Check out audiomuse-ai on GitHub for an open source song vector space embedding system that allows clustering and traversing a huge graph of similar songs, giving you really smart playlists and radios. Smart local LLM playlists are included.

Now I’m on to building a layer to take my song data and use it to query a bunch of apis to allow for “your favorite bands are playing near you” feature that isn’t sponsored.

[−] danparsonson 29d ago

> ...scrobbling to MusicBrainz...

Forgive the out of touch questions, but, doing what? And why?

[−] KetoManx64 29d ago
Privacy friendly version of Last.fm for those that want to see a history of the things they've played. I have a history that goes back almost 10 years at this point on a self hosted service.
[−] privacyking 29d ago
Have you tried Narjo as an alternative client?
[−] Ragnarork 30d ago

> In addition to the damages award, Rakoff entered a permanent worldwide injunction

Because apparently U.S. courts and judges can do that. The more this is ignored by third-parties outside of the U.S., the better.

I'm not against international cooperation regarding common rules (I'm rather for), but the current context certainly doesn't designate the U.S. as a responsible custodian/enforcer of such rules.

[−] comrade1234 30d ago
After getting burned on faked/gamed ratings on a book trilogy where I had bought all three books before I started reading (they were terrible and I gave up during the second book), I now use Anna's archive to download a book and decide if I will pay for it later after reading at least some of it.
[−] OsrsNeedsf2P 30d ago
Ironic, since Spotify started by pirating music[0]

[0] https://torrentfreak.com/spotifys-beta-used-pirate-mp3-files...

[−] rustcleaner 29d ago
AA screwed the pooch two ways...

1) It was in their name rather than a disconnected splinter group or name, and

2) They went off half cocked releasing the analysis and metadata with no music.

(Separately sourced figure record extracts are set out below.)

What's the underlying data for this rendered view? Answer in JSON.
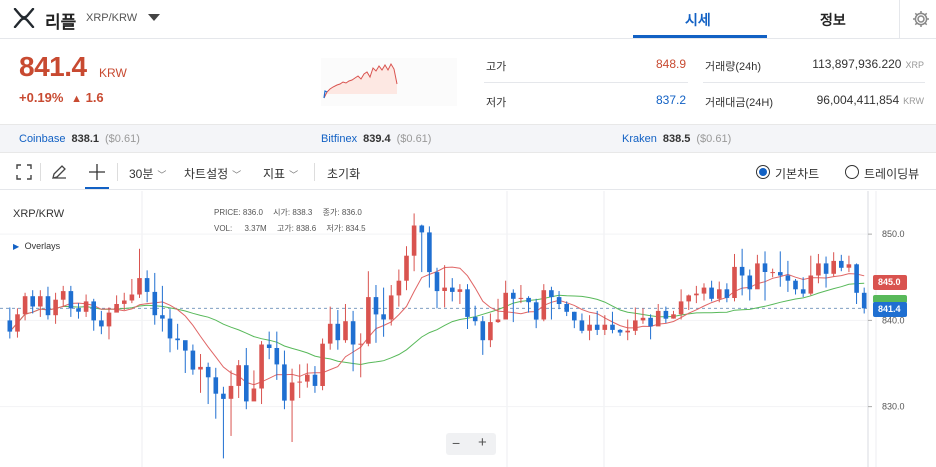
{
  "header": {
    "coin_name": "리플",
    "pair": "XRP/KRW",
    "tabs": [
      {
        "label": "시세",
        "active": true
      },
      {
        "label": "정보",
        "active": false
      }
    ]
  },
  "price": {
    "current": "841.4",
    "unit": "KRW",
    "change_pct": "+0.19%",
    "change_arrow": "▲",
    "change_amount": "1.6"
  },
  "stats": {
    "high_label": "고가",
    "high_value": "848.9",
    "low_label": "저가",
    "low_value": "837.2",
    "volume_label": "거래량(24h)",
    "volume_value": "113,897,936.220",
    "volume_unit": "XRP",
    "amount_label": "거래대금(24H)",
    "amount_value": "96,004,411,854",
    "amount_unit": "KRW"
  },
  "exchanges": [
    {
      "name": "Coinbase",
      "price": "838.1",
      "diff": "($0.61)"
    },
    {
      "name": "Bitfinex",
      "price": "839.4",
      "diff": "($0.61)"
    },
    {
      "name": "Kraken",
      "price": "838.5",
      "diff": "($0.61)"
    }
  ],
  "toolbar": {
    "interval": "30분",
    "chart_settings": "차트설정",
    "indicators": "지표",
    "reset": "초기화",
    "basic_chart": "기본차트",
    "tradingview": "트레이딩뷰"
  },
  "chart": {
    "symbol": "XRP/KRW",
    "overlays_label": "Overlays",
    "legend": {
      "price_lbl": "PRICE:",
      "price": "836.0",
      "open_lbl": "시가:",
      "open": "838.3",
      "close_lbl": "종가:",
      "close": "836.0",
      "vol_lbl": "VOL:",
      "vol": "3.37M",
      "high_lbl": "고가:",
      "high": "838.6",
      "low_lbl": "저가:",
      "low": "834.5"
    },
    "y_ticks": [
      "850.0",
      "840.0",
      "830.0"
    ],
    "badge_red": "845.0",
    "badge_blue": "841.4",
    "zoom_minus": "−",
    "zoom_plus": "+",
    "colors": {
      "up": "#d9534f",
      "down": "#1f6fd1",
      "ma_red": "#e06666",
      "ma_green": "#58b95a"
    }
  },
  "chart_data": {
    "type": "candlestick",
    "y_range": [
      823,
      855
    ],
    "candles": [
      [
        840.0,
        838.7,
        841.5,
        837.9
      ],
      [
        838.7,
        840.7,
        841.4,
        838.0
      ],
      [
        840.7,
        842.8,
        843.2,
        840.0
      ],
      [
        842.8,
        841.6,
        843.5,
        840.8
      ],
      [
        841.6,
        842.8,
        843.5,
        840.4
      ],
      [
        842.8,
        840.6,
        843.9,
        840.1
      ],
      [
        840.6,
        842.4,
        843.2,
        839.6
      ],
      [
        842.4,
        843.4,
        844.0,
        841.6
      ],
      [
        843.4,
        841.4,
        844.0,
        840.4
      ],
      [
        841.4,
        841.0,
        842.0,
        840.2
      ],
      [
        841.0,
        842.2,
        843.0,
        840.4
      ],
      [
        842.2,
        840.0,
        842.5,
        838.8
      ],
      [
        840.0,
        839.3,
        841.1,
        838.4
      ],
      [
        839.3,
        840.9,
        841.5,
        837.8
      ],
      [
        840.9,
        841.9,
        842.9,
        841.0
      ],
      [
        841.9,
        842.3,
        843.2,
        841.2
      ],
      [
        842.3,
        843.0,
        844.8,
        842.0
      ],
      [
        843.0,
        844.9,
        848.3,
        842.6
      ],
      [
        844.9,
        843.3,
        845.8,
        842.1
      ],
      [
        843.3,
        840.6,
        845.5,
        839.5
      ],
      [
        840.6,
        840.2,
        844.0,
        838.7
      ],
      [
        840.2,
        837.9,
        841.3,
        836.3
      ],
      [
        837.9,
        837.7,
        839.6,
        836.6
      ],
      [
        837.7,
        836.5,
        837.4,
        833.9
      ],
      [
        836.5,
        834.3,
        837.2,
        833.7
      ],
      [
        834.3,
        834.6,
        836.1,
        831.6
      ],
      [
        834.6,
        833.4,
        835.1,
        830.3
      ],
      [
        833.4,
        831.5,
        834.5,
        828.6
      ],
      [
        831.5,
        830.9,
        832.3,
        824.0
      ],
      [
        830.9,
        832.4,
        834.2,
        826.6
      ],
      [
        832.4,
        834.8,
        835.4,
        831.0
      ],
      [
        834.8,
        830.6,
        836.8,
        829.7
      ],
      [
        830.6,
        832.1,
        834.2,
        831.4
      ],
      [
        832.1,
        837.2,
        837.6,
        830.3
      ],
      [
        837.2,
        836.8,
        838.7,
        835.5
      ],
      [
        836.8,
        834.9,
        838.7,
        833.1
      ],
      [
        834.9,
        830.7,
        836.5,
        829.7
      ],
      [
        830.7,
        832.8,
        834.4,
        825.9
      ],
      [
        832.8,
        832.9,
        834.9,
        831.0
      ],
      [
        832.9,
        833.7,
        835.0,
        832.2
      ],
      [
        833.7,
        832.4,
        834.7,
        831.6
      ],
      [
        832.4,
        837.3,
        837.9,
        831.9
      ],
      [
        837.3,
        839.6,
        841.6,
        836.6
      ],
      [
        839.6,
        837.7,
        841.2,
        836.6
      ],
      [
        837.7,
        839.9,
        841.9,
        837.4
      ],
      [
        839.9,
        837.2,
        841.1,
        834.1
      ],
      [
        837.2,
        837.3,
        838.5,
        833.4
      ],
      [
        837.3,
        842.7,
        845.7,
        837.0
      ],
      [
        842.7,
        840.7,
        844.1,
        837.4
      ],
      [
        840.7,
        840.1,
        843.8,
        838.1
      ],
      [
        840.1,
        842.9,
        844.1,
        839.4
      ],
      [
        842.9,
        844.6,
        845.9,
        841.6
      ],
      [
        844.6,
        847.5,
        848.6,
        843.5
      ],
      [
        847.5,
        851.0,
        852.4,
        845.7
      ],
      [
        851.0,
        850.2,
        851.1,
        845.6
      ],
      [
        850.2,
        845.6,
        850.9,
        843.8
      ],
      [
        845.6,
        843.4,
        846.1,
        841.4
      ],
      [
        843.4,
        843.8,
        846.4,
        841.5
      ],
      [
        843.8,
        843.3,
        844.9,
        842.2
      ],
      [
        843.3,
        843.6,
        844.2,
        841.9
      ],
      [
        843.6,
        840.4,
        844.2,
        839.0
      ],
      [
        840.4,
        839.9,
        841.7,
        839.4
      ],
      [
        839.9,
        837.7,
        840.5,
        836.0
      ],
      [
        837.7,
        839.8,
        840.8,
        836.9
      ],
      [
        839.8,
        840.1,
        842.5,
        839.7
      ],
      [
        840.1,
        843.2,
        844.6,
        840.2
      ],
      [
        843.2,
        842.5,
        843.6,
        839.8
      ],
      [
        842.5,
        842.6,
        844.1,
        842.0
      ],
      [
        842.6,
        842.1,
        842.8,
        840.9
      ],
      [
        842.1,
        840.1,
        842.5,
        839.1
      ],
      [
        840.1,
        843.5,
        844.2,
        839.9
      ],
      [
        843.5,
        842.7,
        843.9,
        840.1
      ],
      [
        842.7,
        841.9,
        843.4,
        841.3
      ],
      [
        841.9,
        841.0,
        842.2,
        840.5
      ],
      [
        841.0,
        840.0,
        841.0,
        839.1
      ],
      [
        840.0,
        838.8,
        840.8,
        838.5
      ],
      [
        838.8,
        839.5,
        840.6,
        837.7
      ],
      [
        839.5,
        838.9,
        841.1,
        838.3
      ],
      [
        838.9,
        839.5,
        840.6,
        838.3
      ],
      [
        839.5,
        838.9,
        841.0,
        838.5
      ],
      [
        838.9,
        838.6,
        839.0,
        838.2
      ],
      [
        838.6,
        838.8,
        840.1,
        837.7
      ],
      [
        838.8,
        840.0,
        841.5,
        838.3
      ],
      [
        840.0,
        840.3,
        841.4,
        839.6
      ],
      [
        840.3,
        839.3,
        840.7,
        837.8
      ],
      [
        839.3,
        841.1,
        841.9,
        839.4
      ],
      [
        841.1,
        840.2,
        841.6,
        839.7
      ],
      [
        840.2,
        840.7,
        841.1,
        840.2
      ],
      [
        840.7,
        842.2,
        843.6,
        840.1
      ],
      [
        842.2,
        842.9,
        843.0,
        841.2
      ],
      [
        842.9,
        843.1,
        844.0,
        842.0
      ],
      [
        843.1,
        843.8,
        844.3,
        842.3
      ],
      [
        843.8,
        842.5,
        844.6,
        842.2
      ],
      [
        842.5,
        843.6,
        844.5,
        842.1
      ],
      [
        843.6,
        842.6,
        844.3,
        842.1
      ],
      [
        842.6,
        846.2,
        847.7,
        842.2
      ],
      [
        846.2,
        845.2,
        848.3,
        842.9
      ],
      [
        845.2,
        843.6,
        845.9,
        842.3
      ],
      [
        843.6,
        846.6,
        847.6,
        843.7
      ],
      [
        846.6,
        845.6,
        848.0,
        842.3
      ],
      [
        845.6,
        845.6,
        846.0,
        845.0
      ],
      [
        845.6,
        845.2,
        848.0,
        843.9
      ],
      [
        845.2,
        844.6,
        846.9,
        843.3
      ],
      [
        844.6,
        843.6,
        844.8,
        843.0
      ],
      [
        843.6,
        843.1,
        845.0,
        842.7
      ],
      [
        843.1,
        845.2,
        847.5,
        842.9
      ],
      [
        845.2,
        846.6,
        847.7,
        844.3
      ],
      [
        846.6,
        845.4,
        847.4,
        843.8
      ],
      [
        845.4,
        846.9,
        847.9,
        845.1
      ],
      [
        846.9,
        846.1,
        847.6,
        845.7
      ],
      [
        846.1,
        846.5,
        847.5,
        845.6
      ],
      [
        846.5,
        843.2,
        846.6,
        841.9
      ],
      [
        843.2,
        841.4,
        843.8,
        840.8
      ]
    ]
  }
}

They should have held silent until the entirety of the music collection was ready to release, and it should have been a 'new' seemingly unaffiliated group.

Either the leaders' egos have inflated too big, or someone is trying to hurt the project by making intentional strategic errors. I don't see any good reason to release only metadata, cover art, and analysis in a blog post, and little or no music, under your group's name, unless you want a massive ego stroke!

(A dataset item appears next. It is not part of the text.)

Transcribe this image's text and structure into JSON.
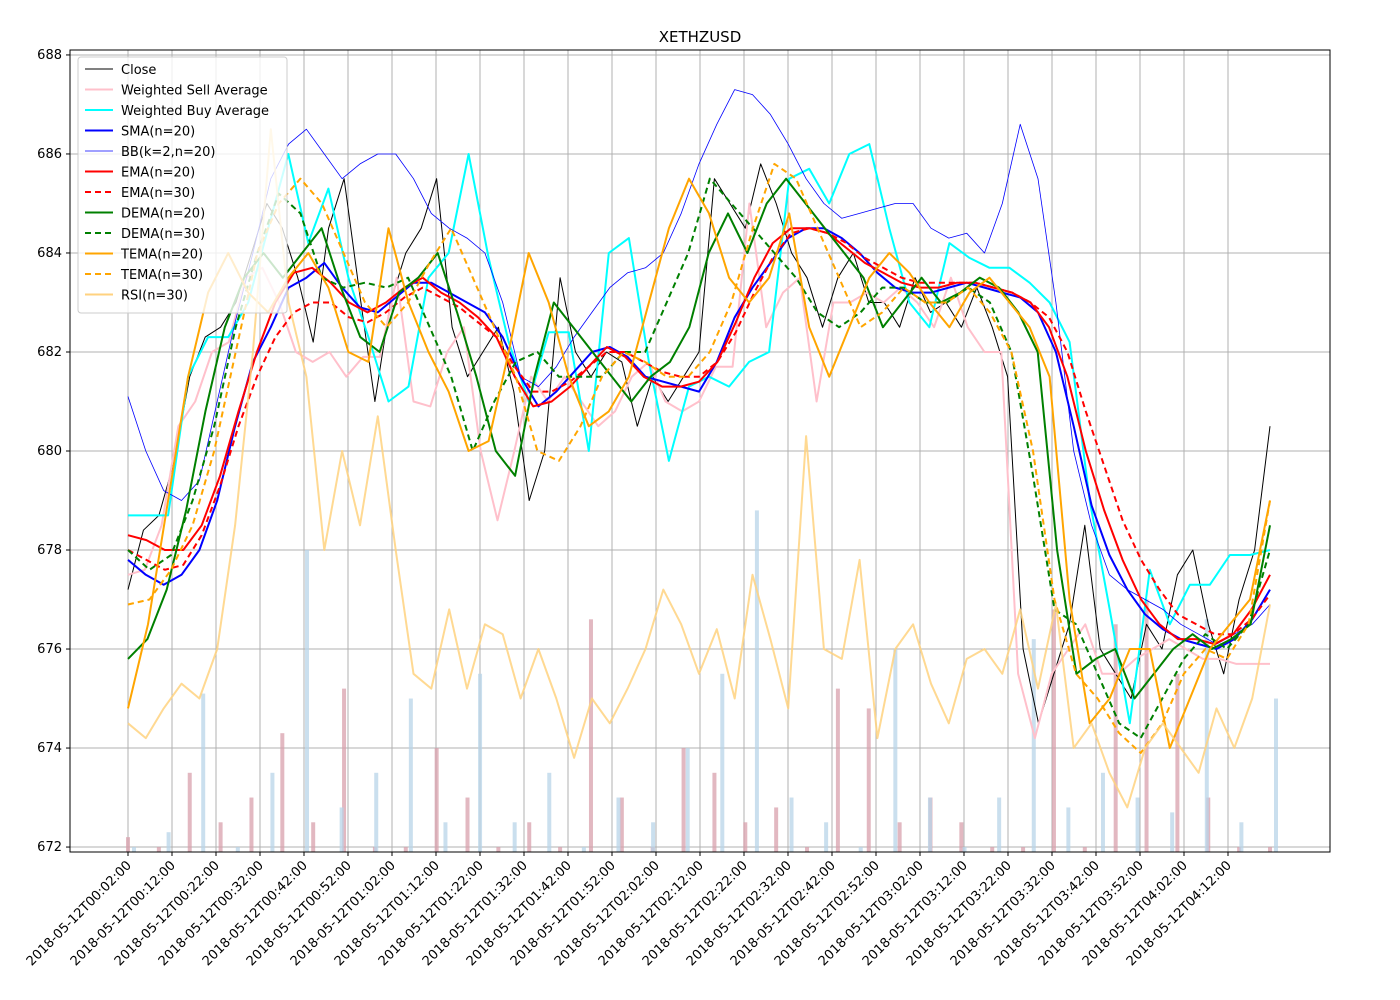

For shame, and highly unprofessional, like modern UI devs who think an interface should change more often than once a decade (STOP BREAKING VISUO-MUSCLE MEMORY YOU TWITS! INTERFACES ARE THE HUMAN API!)...

[−] bstsb 30d ago
this won't actually change anything right?

> the operators of the site remain unidentified. The judgment [...] orders Anna’s Archive to file a compliance report within ten business days, under penalty of perjury, that includes valid contact information for the site and its managing agents

[−] progbits 30d ago
They will never see a single cent from that, AA will continue to rotate domains and nothing was accomplished, except for spotify's legal team which earned easy money arguing against empty chair in court.

BTW, you can donate and get faster downloads: https://annas-archive.gl/donate

Just donated in honor of this. Up yours spotify!